Example why time zoneid’s are preferred over zone-offsets:

User reads data from a csv, it contains local date-time for which they know they should be interpreted in Brazil/East time zone. User has outdated time zone database installed (an 3y old java8 installation for example). Since Brazil stopped with daylight savings time in November 2019, mapping a local date to a zone offset will be incorrect on the users computer. It will compute 2020-02-02 10:00:00 to 2020-02-02T12:00-02:00. On this computer all will go well but running the same script on a different computer (with updated java version) will translate it to 2020-02-02T13:00:00-03:00. Now you could argue that locally this isn’t much of a problem, but as soon as you start exporting this data (and importing it somewhere else) problems start to emerge. If you would encode3 dates as 2020-02-02T10:00[Brazil/East], no information is lost, and you can always (with the local best available knowledge) translate this to different time zones or do date math on it.

Analysis

  1. Com.ibm.icu has bugs that Java time does not have;

  2. And Java time is more “standard”

  3. ICU is quite a big dependency, since it carries a copy of all zone information.

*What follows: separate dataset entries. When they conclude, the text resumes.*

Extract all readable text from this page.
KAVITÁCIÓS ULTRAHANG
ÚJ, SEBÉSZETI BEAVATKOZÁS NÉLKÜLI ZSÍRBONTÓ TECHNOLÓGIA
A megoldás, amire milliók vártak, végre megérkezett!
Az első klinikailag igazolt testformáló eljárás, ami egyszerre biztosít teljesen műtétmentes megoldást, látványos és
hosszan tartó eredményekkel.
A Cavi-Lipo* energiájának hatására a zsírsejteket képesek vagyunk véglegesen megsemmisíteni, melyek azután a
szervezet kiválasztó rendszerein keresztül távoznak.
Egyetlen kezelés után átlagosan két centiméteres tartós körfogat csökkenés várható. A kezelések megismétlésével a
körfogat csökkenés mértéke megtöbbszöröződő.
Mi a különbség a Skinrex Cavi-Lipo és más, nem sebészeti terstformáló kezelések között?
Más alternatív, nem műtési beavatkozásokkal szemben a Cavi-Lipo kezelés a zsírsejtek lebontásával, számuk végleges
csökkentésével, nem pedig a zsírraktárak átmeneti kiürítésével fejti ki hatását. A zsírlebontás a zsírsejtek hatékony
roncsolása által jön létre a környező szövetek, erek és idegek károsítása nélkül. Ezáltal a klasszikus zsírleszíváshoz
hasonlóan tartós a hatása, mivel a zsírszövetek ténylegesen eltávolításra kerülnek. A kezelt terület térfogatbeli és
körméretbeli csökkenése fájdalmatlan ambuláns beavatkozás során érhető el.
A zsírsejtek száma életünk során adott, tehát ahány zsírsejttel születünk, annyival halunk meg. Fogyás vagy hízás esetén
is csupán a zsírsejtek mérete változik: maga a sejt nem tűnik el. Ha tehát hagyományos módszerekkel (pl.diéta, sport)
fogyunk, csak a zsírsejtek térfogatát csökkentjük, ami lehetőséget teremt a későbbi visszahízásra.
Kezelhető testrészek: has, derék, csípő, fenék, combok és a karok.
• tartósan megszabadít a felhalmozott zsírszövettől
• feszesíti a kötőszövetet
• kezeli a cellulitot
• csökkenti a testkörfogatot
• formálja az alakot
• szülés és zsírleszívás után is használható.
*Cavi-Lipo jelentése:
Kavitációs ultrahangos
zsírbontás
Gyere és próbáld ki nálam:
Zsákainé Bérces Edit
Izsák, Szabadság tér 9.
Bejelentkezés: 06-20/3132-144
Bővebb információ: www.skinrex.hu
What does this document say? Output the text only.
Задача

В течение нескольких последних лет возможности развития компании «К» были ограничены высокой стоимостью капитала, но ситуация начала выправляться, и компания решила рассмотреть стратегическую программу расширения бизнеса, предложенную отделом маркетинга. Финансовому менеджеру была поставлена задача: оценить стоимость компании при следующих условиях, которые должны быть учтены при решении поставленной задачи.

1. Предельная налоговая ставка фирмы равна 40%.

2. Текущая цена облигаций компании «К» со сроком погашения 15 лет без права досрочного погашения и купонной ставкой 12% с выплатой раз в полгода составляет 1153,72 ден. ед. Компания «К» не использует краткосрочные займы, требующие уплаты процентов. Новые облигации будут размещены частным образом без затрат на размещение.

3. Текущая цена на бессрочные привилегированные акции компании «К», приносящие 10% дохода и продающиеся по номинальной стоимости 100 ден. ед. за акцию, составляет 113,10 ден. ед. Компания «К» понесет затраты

  4. So it makes sense to move to Java time, as both a preventive and corrective maintenance task

  5. If one gets this datetime information in, say, a CSV file: $2020-01-01T10:00$ the information is incomplete

    1. We don’t know which absolute point in time this is, because a timezone is lacking
    2. Also it is imprecise, because the milliseconds offset is missing
  6. Currently Rascal does not support such incomplete datetime information. We produce a parse error

  7. We do want to be able to represent incomplete information about datetime

  8. We do not want to heuristically fill in the missing data without the programmer’s intervention

    1. Downstream metrics (say time measurements) may become inaccurate (noisy) or even imprecise (off) if arbitrary offsets are introduced.
    2. Rascal/vallang is wysiwyg and filling in the missing offsets would not honor that design element
  9. Much of the Java time library needs complete information to even work correctly.

  10. There is now a question of

    1. How to represent incomplete datetime data
    2. How to fill in the missing offsets
    3. When to fill in the missing offsets

Complexity (why UTC or zone offsets are not enough)

Date time is complex, please read the blog by Jon Skeet (StackOverflow fame & author of nodatime, a .net version of jodatime) why storing UTC is not the solution for future dates: https://codeblog.jonskeet.uk/2019/03/27/storing-utc-is-not-a-silver-bullet/.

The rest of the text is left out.